The results of this study infer that the increased brightness of YVO₄ based phosphors relating to YPO₄ based samples correlates with a decrease concentration of Lewis acidic centers, probably corresponding to the surface P or V atoms featuring with electron-accepting (or “electron trapping”) properties preventing from luminescent electron transitions. Phosphorous atoms possess higher acidity and tendency to localization on the surface than the vanadium due to lower size, while V is capable to coordinate more oxygen atoms blocking such undesirable Lewis acid sites and either forming bridging bonds between ions to stabilize the surface compounds facilitating the luminescence increase or yielding Brӧnsted sites (hydroxyl groups) present on the surface of vanadate samples in a significantly higher amount. Furthermore, a high concentration of Lewis acid sites on the surface of yttrium phosphate-based samples can be responsible for their tendency to agglomeration due to strong interparticle interactions, that also contributes to reduced PL brightness correlating with the overall surface activated by UV radiation to stimulate luminescence.

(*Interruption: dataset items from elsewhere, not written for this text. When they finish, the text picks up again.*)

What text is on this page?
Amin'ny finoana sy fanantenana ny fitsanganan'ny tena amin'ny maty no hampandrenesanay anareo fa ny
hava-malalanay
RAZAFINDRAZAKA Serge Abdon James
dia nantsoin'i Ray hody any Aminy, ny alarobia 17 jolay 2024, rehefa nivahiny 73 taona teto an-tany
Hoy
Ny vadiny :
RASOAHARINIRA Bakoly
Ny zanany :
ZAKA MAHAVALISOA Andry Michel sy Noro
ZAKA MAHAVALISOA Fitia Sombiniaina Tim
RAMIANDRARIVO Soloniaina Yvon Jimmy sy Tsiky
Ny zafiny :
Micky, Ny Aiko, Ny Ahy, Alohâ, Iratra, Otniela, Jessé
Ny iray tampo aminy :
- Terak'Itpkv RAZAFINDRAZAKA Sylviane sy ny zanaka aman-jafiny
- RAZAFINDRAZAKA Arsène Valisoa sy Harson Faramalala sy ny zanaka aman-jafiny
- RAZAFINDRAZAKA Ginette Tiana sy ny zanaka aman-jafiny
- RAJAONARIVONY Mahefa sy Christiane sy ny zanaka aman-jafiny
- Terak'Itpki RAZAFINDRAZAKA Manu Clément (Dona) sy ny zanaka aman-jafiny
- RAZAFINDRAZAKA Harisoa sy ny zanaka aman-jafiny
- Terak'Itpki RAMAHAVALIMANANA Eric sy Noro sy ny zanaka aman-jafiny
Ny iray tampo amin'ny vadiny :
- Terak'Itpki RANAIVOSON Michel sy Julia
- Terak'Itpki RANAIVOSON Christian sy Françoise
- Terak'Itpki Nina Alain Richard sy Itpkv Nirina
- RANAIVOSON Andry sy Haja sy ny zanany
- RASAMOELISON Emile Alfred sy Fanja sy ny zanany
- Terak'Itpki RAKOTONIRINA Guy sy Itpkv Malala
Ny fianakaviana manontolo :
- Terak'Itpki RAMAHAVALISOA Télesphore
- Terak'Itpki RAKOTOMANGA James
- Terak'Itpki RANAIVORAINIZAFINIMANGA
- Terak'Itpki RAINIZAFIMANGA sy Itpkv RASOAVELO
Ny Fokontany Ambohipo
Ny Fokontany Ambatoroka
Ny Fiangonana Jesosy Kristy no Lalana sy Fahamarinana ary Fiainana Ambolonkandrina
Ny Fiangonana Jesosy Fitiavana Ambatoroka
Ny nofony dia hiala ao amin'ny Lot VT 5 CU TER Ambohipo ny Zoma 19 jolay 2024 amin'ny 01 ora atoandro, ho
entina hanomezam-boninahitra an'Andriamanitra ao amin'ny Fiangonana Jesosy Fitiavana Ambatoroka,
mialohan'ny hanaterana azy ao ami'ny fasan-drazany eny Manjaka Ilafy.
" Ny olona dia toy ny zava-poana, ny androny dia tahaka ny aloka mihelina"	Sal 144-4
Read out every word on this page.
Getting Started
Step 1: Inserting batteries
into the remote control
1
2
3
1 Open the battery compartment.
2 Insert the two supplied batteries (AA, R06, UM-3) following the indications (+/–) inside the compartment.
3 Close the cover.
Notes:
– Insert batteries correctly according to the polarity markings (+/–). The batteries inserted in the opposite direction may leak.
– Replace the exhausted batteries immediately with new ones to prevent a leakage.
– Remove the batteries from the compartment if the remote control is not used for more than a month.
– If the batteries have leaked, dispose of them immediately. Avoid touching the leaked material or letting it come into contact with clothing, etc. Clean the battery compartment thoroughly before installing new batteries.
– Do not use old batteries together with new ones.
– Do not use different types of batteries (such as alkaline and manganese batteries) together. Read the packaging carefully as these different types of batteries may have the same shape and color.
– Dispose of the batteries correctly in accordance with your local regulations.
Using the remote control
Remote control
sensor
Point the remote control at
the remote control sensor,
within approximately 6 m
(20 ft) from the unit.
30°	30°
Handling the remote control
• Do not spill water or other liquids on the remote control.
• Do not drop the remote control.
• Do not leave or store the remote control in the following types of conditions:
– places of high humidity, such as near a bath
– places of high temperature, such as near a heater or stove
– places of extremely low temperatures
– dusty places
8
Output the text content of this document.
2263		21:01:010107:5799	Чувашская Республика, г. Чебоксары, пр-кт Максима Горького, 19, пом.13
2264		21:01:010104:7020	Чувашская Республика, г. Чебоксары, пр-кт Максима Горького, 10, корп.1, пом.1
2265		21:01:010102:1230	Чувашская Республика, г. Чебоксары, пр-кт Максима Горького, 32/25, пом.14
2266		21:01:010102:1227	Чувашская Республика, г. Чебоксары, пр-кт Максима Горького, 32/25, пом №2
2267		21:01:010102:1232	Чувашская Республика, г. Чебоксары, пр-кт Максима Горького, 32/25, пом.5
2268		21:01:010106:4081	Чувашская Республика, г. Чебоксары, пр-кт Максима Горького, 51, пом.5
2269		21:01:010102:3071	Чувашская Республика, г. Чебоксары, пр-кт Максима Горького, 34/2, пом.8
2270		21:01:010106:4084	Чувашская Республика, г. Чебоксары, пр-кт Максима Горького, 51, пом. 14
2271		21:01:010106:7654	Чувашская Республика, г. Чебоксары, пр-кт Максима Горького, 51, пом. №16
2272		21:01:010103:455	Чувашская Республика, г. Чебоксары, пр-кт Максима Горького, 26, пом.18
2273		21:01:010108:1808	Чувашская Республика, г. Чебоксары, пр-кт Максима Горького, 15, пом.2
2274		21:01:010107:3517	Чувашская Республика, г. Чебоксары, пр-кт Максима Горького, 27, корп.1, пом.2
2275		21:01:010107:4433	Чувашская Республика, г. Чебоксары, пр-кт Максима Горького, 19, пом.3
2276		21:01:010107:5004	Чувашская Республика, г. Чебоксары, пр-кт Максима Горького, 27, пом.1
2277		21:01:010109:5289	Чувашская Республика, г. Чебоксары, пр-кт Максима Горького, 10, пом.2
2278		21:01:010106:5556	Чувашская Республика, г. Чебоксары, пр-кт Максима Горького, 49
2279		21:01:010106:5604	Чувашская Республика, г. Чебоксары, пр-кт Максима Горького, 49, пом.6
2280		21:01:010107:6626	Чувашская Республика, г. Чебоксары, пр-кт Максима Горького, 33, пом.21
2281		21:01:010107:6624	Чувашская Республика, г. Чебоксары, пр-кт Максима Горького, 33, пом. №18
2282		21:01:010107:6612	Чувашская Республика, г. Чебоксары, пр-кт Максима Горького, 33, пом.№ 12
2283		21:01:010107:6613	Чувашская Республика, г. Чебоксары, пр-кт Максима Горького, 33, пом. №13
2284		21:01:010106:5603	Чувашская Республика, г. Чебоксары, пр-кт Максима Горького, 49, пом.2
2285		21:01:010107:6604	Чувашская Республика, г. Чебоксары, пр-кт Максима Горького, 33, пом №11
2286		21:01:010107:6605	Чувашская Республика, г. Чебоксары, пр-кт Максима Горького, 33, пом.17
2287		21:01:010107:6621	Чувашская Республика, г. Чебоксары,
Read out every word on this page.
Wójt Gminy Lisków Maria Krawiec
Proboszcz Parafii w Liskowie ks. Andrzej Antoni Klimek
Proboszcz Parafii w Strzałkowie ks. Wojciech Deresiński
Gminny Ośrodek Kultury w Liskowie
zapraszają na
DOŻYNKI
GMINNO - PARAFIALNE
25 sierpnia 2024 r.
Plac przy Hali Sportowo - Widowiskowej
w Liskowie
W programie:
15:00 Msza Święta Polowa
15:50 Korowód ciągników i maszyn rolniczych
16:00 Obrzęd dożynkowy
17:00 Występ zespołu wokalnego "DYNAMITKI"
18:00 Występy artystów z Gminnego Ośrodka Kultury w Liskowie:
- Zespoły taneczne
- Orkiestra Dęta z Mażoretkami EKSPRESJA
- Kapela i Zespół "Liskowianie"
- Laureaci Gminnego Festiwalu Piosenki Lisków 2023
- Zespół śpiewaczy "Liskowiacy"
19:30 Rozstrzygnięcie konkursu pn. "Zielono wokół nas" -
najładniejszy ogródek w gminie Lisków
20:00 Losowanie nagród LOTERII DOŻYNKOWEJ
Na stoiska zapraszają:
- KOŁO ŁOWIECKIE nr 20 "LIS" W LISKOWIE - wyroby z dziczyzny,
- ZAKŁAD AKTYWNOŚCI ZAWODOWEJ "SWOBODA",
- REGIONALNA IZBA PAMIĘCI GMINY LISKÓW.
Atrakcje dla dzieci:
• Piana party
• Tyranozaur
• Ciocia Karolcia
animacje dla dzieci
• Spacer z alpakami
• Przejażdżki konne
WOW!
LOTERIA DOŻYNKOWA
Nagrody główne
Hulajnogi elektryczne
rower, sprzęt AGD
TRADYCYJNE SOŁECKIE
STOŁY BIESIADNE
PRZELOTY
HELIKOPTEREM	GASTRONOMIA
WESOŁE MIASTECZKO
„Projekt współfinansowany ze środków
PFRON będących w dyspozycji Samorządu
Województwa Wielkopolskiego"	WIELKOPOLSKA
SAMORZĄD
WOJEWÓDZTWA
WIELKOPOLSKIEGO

In summary, the synthesis of mixed yttrium vanadate-phosphate phosphors provides an increase in PL brightness compared with both individual components due to their interphase interactions yielding new surface compounds. This approach is promising for the further optimization of the compositions of the phosphors to improve their performance [20,21,22].

4. Conclusions

A series of YPO₄:Eu, YVO₄:Eu and YVPO₄:Eu phosphors with different contents of Eu(III) activator and with different phosphorus-vanadium ratios for the mixed phosphors were synthesized by SHS technique. The host material composition in Eu(III)-activated YVO₄, YPO₄ and mixed YV_1−xP_xO₄ based phosphors significantly affected their luminescence performances due to the differences in matrix structure as well as the surface acid-base properties and functional composition. YPO₄ based phosphors provided much lower photoluminescence intensity and brightness than the YVO₄ analogs, due to finely mesoporous nature, higher specific surface area, stronger acidity and more reactive surface by a large content of Lewis acidic sites featuring with “electron trapping” properties hampering luminescent electron transitions and facilitating particle agglomeration. Although the luminescence brightness of a pure YPO₄ based phosphor is much lower compared to YVO₄ based analog, a partial (10%) replacement of vanadium by phosphorous provides a considerable brightness increase compared with a pure vanadate-based material. Furthermore, this effect is promising in respect of cost reduction for the considered phosphors. The optimal europium content 7 mol% providing the highest luminescence brightness for both vanadate- and mixed vanadate-phosphate phosphors is determined and found to correlate with the lowest content of “electron trapping” centers, prevailing of oxygen centers corresponding to V=O groups and reflecting the most perfect surface structure.